While more news organizations are recognizing the importance of mobile to their future, many still see it as a repository for work that was made with print or desktop screens in mind. Potential solutions for mobile include slicing up stories into smaller units (like Circa or Inside), or finding other ways to take advantage of smaller screens, different interfaces (swiping and tapping), and other parts of the mobile environment. The idea is to capture audiences that might not otherwise read you on mobile:
But as the Boston Globe’s Damon Kiesow pointed out, your highly motivated readers are bound to read content regardless of form. To reach new, larger audiences, you need to make the content an ideal mobile experience. Thus
customizing for mobile is essential for growth.
Media companies now have to compete with tech companies like Facebook and Google for digital advertising, who have more far personal data on their users. One way for publishers to gain traction is through better use of targeted data about their mobile audience:
Publishers can send ad networks real-time data about each pageview, such as the Apple or Android device ID, the user’s location, or other common data that will make inventory more valuable when compared with other publishers.

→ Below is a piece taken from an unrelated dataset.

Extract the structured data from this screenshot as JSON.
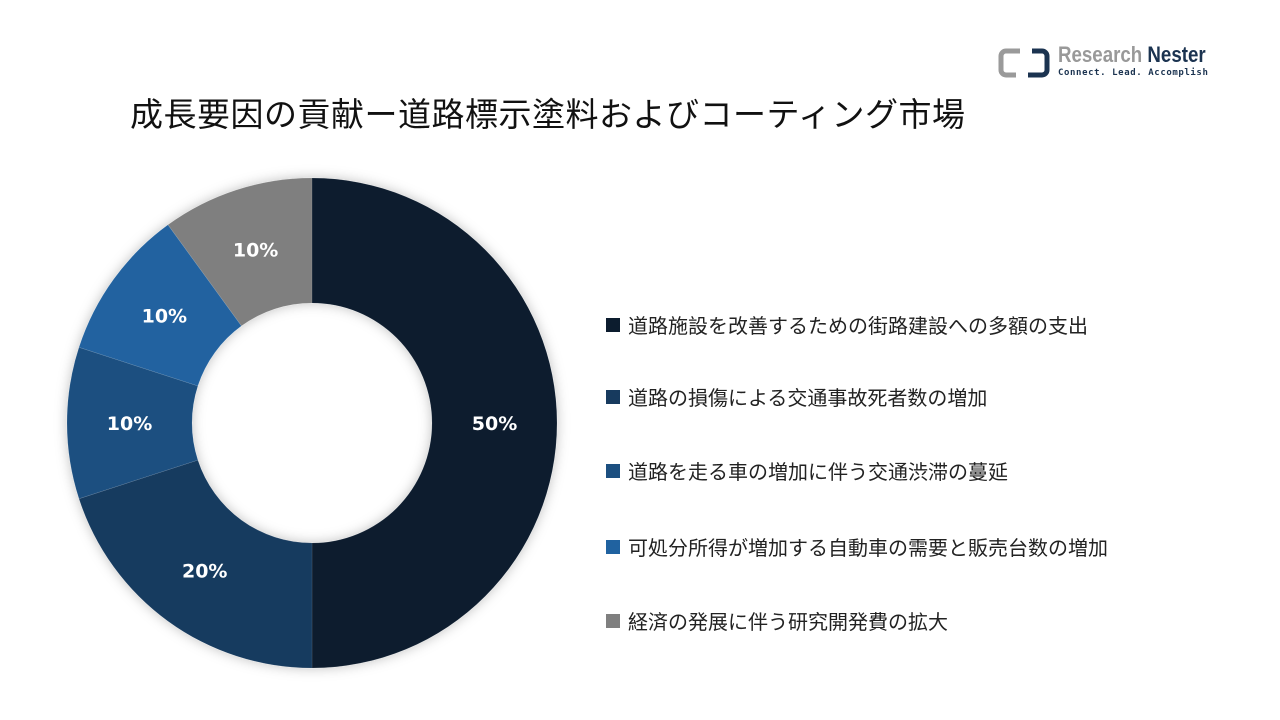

Targeting ads by using the rich data publishers already know about their subscribers could be highly profitable, however technology decisions must be made at the outset on how to collect the data and make it actionable for advertising on the local and national levels.
While better data may help publishers make their ads more effective, the API group says taking advantage of location, providing utility, and better use of a device’s features (like push notifications) could make ads more creative.

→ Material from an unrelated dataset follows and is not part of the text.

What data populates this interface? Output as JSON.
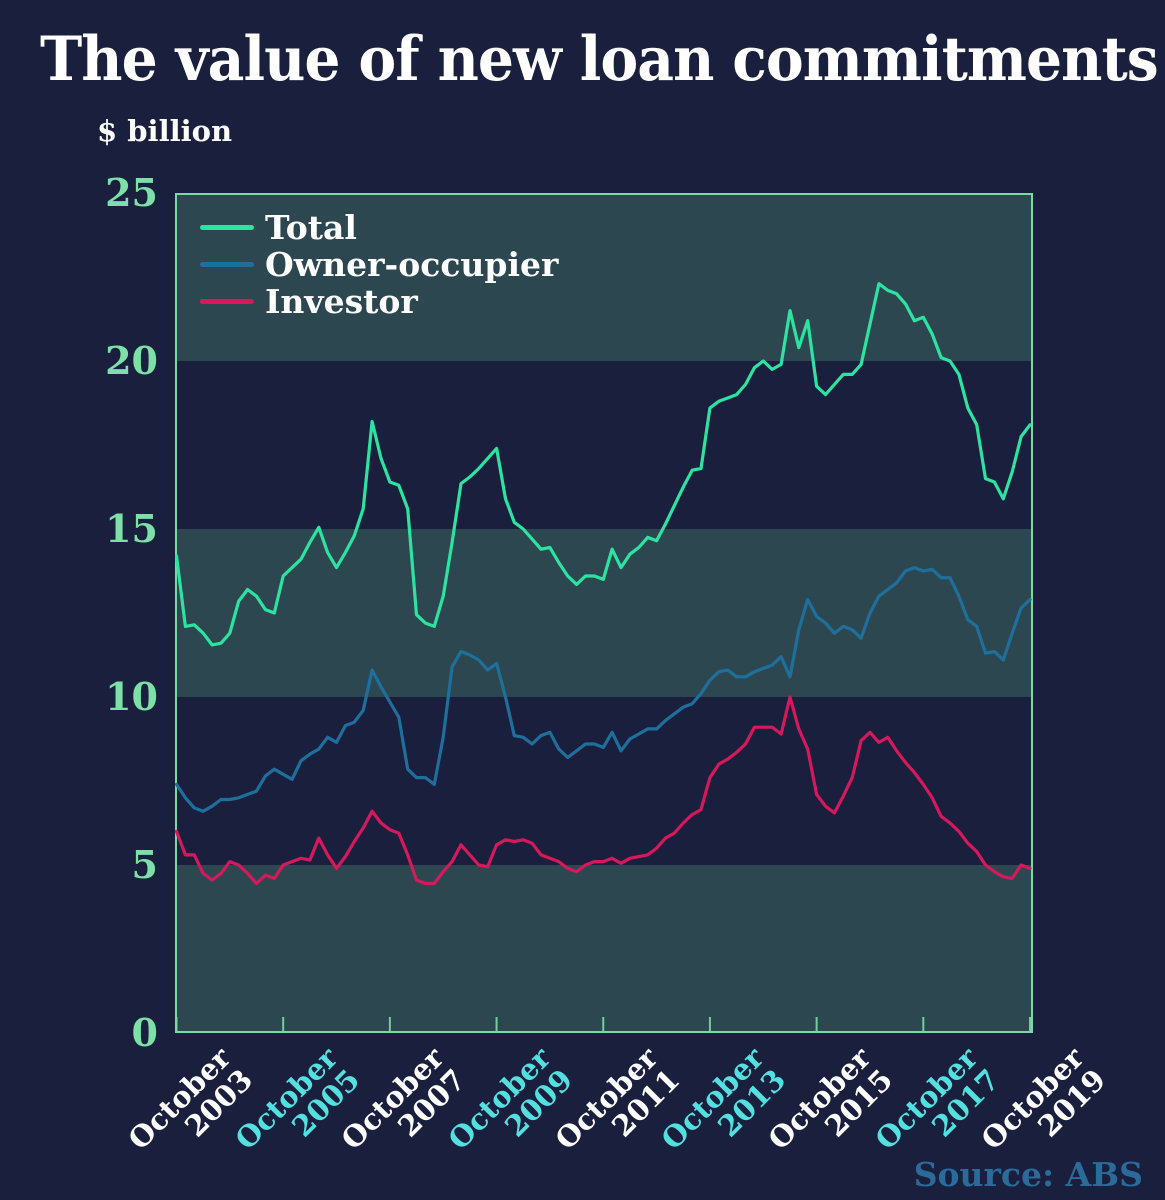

When it comes to mobile, the editorial, technology, and business teams need to be in sync. That allows better planning for mobile from the start: how content is created and executed, how it will be displayed on mobile, and ways it could be potentially monetized. Why is it important to get your ducks in a row? The group pointed out some common problems:
— Isolation of mobile-minded editors into a sort of artisanal, lab-like environment is dangerous because it removes the broader newsroom from mobile priorities and can centralize technology to an unproductive extent.
— On a technology front, outsourcing everything to vendors is a potential trap, as priorities can quickly diverge. In-house development is preferable if resources are available, but vendors can be consulted. (Conversely, over-confidence about in-house resources can slow innovation.)
— Pledging to “focus on mobile” without identifying benchmarks is useless.
— Starting with the similarities between desktop and mobile, as opposed to the differences, is a potential trap.
While the overall trends show audiences are going mobile, how can media companies build a better relationship with readers on their devices? The group found two general areas publishers should consider: generating reader engagement and providing better metrics. Personalization, push notifications, and finding a role for user-generated content were among the ideas for better engagement. But measuring how your audience connects with you is equally important, and the group stressed the importance of tracking things like reader loyalty and depth of session.